En esta atmósfera histriónica y extravagante, los personajes galdosianos se multiplican. Un subvencionado mediador en el conflicto de Irlanda del Norte y en la pesadilla del País Vasco declara que el espíritu de Dios está en el espíritu del diálogo, que siempre hay una solución para todos los conflictos y que los españoles debemos dar las gracias a Otegi y a Usabiaga. Colmado de júbilo, un conocido socialista vasco, cuyas conversaciones con dirigentes de Batasuna han sido «muy útiles» para «llegar donde se ha llegado», confiesa que al conocer la gran noticia se puso a cantar en silencio una canción de Pablo Milanés. Un temperamental e irascible jerifalte de ERC se incorpora de golpe, como si saliese por un escotillón y pretendiera sorprender, para reconocer -ahora sí- que valió la pena salir del Gobierno de la Generalitat tras la reunión en Perpiñán con representantes de ETA. También el lehendakari Ibarretxe, que cuando habla de paz es como si citara el espíritu del presidente Wilson, ha levantado dos dedos para recalcar con acento prusiano la palabra «deber» y recordarnos, apresuradamente, que la dignidad del timonel le corresponde tanto, o más, a él, como Moisés de todos los vascos, que a Zapatero.

Tipismo. Género chico Con el Galdós de los Episodios nacionales, creo mucho en los hechos, un poco en los políticos, menos en las palabras. Tal vez por esta razón, porque en política y en historia quien se rige por lo que se dice yerra lamentablemente, pienso que lo más significativo de la representación a la que asistimos con los cuellos estirados y las bocas abiertas, quizá también lo más dañino para esa democracia de la que todos se enorgullecen y que todos dicen defender, sea que amplios sectores de opinión hayan aceptado implícitamente la idea de que no son tiempos para afrontar la verdad sino para ocultarla.

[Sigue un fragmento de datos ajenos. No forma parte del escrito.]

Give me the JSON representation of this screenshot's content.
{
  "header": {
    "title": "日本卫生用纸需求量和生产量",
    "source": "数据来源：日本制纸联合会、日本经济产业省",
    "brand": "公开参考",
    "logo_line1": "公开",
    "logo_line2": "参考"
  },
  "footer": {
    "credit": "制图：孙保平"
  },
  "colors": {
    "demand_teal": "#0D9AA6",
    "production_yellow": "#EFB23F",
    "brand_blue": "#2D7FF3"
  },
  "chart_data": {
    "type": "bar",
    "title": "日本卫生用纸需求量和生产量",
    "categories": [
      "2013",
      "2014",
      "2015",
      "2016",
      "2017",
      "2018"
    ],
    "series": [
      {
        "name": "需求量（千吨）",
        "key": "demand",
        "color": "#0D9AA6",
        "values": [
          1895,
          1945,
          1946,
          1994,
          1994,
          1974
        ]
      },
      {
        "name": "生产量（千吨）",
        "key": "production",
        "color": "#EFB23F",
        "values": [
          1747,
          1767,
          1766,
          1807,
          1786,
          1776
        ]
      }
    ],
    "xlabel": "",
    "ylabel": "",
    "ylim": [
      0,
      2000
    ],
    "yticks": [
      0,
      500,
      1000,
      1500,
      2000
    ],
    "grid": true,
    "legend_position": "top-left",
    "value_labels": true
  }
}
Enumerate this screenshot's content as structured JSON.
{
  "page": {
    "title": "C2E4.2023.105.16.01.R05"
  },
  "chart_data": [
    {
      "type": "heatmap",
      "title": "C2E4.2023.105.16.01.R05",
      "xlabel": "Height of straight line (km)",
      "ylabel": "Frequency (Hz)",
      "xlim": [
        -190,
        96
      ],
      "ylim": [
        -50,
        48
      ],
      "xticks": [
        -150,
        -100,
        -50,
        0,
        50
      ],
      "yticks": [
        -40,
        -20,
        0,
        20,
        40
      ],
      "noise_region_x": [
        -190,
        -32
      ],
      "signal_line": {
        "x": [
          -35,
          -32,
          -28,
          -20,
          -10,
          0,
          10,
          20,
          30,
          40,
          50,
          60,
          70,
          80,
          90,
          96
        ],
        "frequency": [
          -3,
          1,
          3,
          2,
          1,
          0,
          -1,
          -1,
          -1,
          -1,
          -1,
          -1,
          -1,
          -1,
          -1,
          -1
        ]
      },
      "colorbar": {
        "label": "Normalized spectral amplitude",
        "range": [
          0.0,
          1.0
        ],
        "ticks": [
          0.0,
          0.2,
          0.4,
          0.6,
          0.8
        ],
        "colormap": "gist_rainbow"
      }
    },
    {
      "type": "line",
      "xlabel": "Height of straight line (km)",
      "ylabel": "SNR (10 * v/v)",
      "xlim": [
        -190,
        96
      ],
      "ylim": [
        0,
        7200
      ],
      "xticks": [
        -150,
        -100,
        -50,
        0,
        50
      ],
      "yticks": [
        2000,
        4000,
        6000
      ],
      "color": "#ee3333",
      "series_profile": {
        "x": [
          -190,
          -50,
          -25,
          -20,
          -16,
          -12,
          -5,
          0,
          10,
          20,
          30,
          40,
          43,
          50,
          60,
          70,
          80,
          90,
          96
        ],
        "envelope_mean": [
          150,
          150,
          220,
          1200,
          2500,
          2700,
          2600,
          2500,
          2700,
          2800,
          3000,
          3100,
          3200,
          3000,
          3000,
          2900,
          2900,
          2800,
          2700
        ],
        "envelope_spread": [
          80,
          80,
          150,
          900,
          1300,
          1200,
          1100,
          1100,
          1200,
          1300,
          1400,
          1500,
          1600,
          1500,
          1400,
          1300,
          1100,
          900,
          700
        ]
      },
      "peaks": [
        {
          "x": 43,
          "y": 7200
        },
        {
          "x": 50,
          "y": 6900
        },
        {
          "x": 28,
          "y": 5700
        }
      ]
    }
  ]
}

Todo el mundo habla con el nuevo diccionario de la paz en la mano y este diccionario, siguiendo la máxima germánica -«si ha salido bien, todo ha estado bien»- da por bueno el engaño, la impenetrabilidad, la falta de transparencia, pues, como se nos repite hasta la cursilería, la paz es un sueño largo y difícil, un sueño del que surgirán no pocas espinas y que levantará varios vendavales y hasta algún terremoto. Hace falta saber qué se entiende por vendaval, terremoto, salir bien, si el tan entusiasta horizonte que se nos promete se está convirtiendo o no en un tratado de cómo escamotear la política a la sociedad, privando al pueblo español de su soberanía y de su referente legitimador de cualquier cambio legal según marca la Constitución. Hace falta saber si en la mente de Zapatero, cuyo lenguaje, repleto de metáforas y subterfugios, carece de claridad, está que sólo él y sus corifeos -sin un consenso con la oposición, que es tan importante como el proceso mismo- pueden construirnos el mundo paradisíaco que ingenua y ciegamente profetizaba Gandhi con su «no hay camino para la paz, la paz es el camino».